Yes, I have hung up on telemarketers. After my experience with this woman I have tried to think twice about doing that. Again, they are trying to make a living like you and I try to make a living. Those jobs might make the difference between a person having employment or being on the streets.

Maybe a telemarketer job is the only job the person on the other end of the line could find. After all, who would want to be abused on the phone time after time the way the general public treats telemarketers? They are the scapegoat for a business that most people dislike because telemarketing intrudes in our lives on a device that we pay for and should have more say in the calls we receive.

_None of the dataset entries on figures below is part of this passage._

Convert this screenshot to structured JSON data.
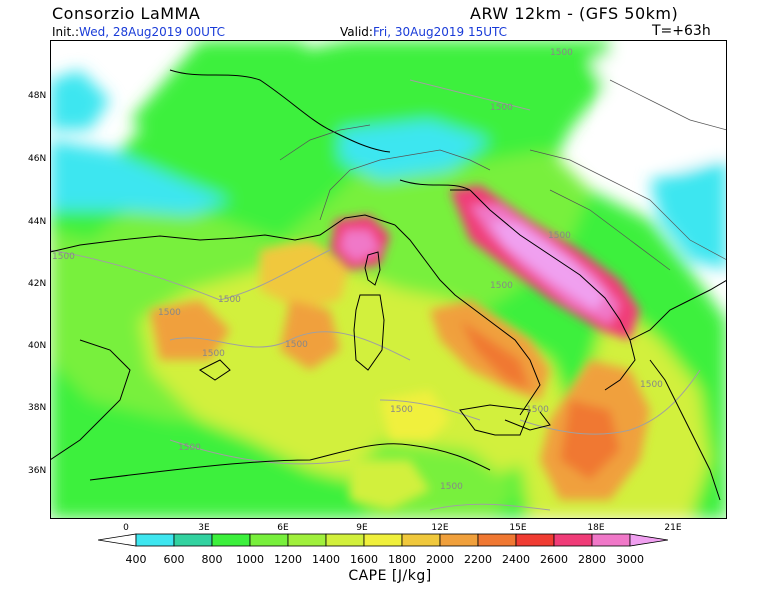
{
  "header": {
    "org": "Consorzio LaMMA",
    "model": "ARW 12km - (GFS 50km)",
    "init_label": "Init.:",
    "init_value": "Wed, 28Aug2019 00UTC",
    "valid_label": "Valid:",
    "valid_value": "Fri, 30Aug2019 15UTC",
    "timestep": "T=+63h"
  },
  "map": {
    "lat_labels": [
      "48N",
      "46N",
      "44N",
      "42N",
      "40N",
      "38N",
      "36N"
    ],
    "lon_labels": [
      "0",
      "3E",
      "6E",
      "9E",
      "12E",
      "15E",
      "18E",
      "21E"
    ],
    "contour_label": "1500",
    "field": "CAPE"
  },
  "colorbar": {
    "title": "CAPE [J/kg]",
    "ticks": [
      "400",
      "600",
      "800",
      "1000",
      "1200",
      "1400",
      "1600",
      "1800",
      "2000",
      "2200",
      "2400",
      "2600",
      "2800",
      "3000"
    ],
    "colors": [
      "#ffffff",
      "#3ee6f0",
      "#32d2a0",
      "#3cf03c",
      "#78f03c",
      "#a0f03c",
      "#d2f03c",
      "#f0f03c",
      "#f0c83c",
      "#f0a03c",
      "#f07832",
      "#f03c32",
      "#f03c78",
      "#f078c8",
      "#f0a0f0"
    ]
  }
}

Our world of technology has us moving so fast that we forget about the human factor of wear and tear on the human when we actually have a warm body that interacts with the public.

Yes, I want good customer service. We have become frustrated consumers because businesses and corporations, and even our medical facilities have become large businesses that become difficult to navigate because they are too large. We take our frustrations out on the people at the bottom level of those corporations, folks who work the checkouts, customer service lines and are the first contact with a customer. These service people receive the brunt of our frustration, and they, most of the time, are powerless, bound by rules of companies that give them no decision-making power in how the structure is set up.

The next time you are in a checkout line or on the phone with a customer service rep, be as focused on the kind of customer you are as you are on the service you are getting.

Thank you to the person who gave me a hug and made me smile. You thought I was helping you, but hopefully you helped me to be a better customer no matter where I shop. You made a difference in my life.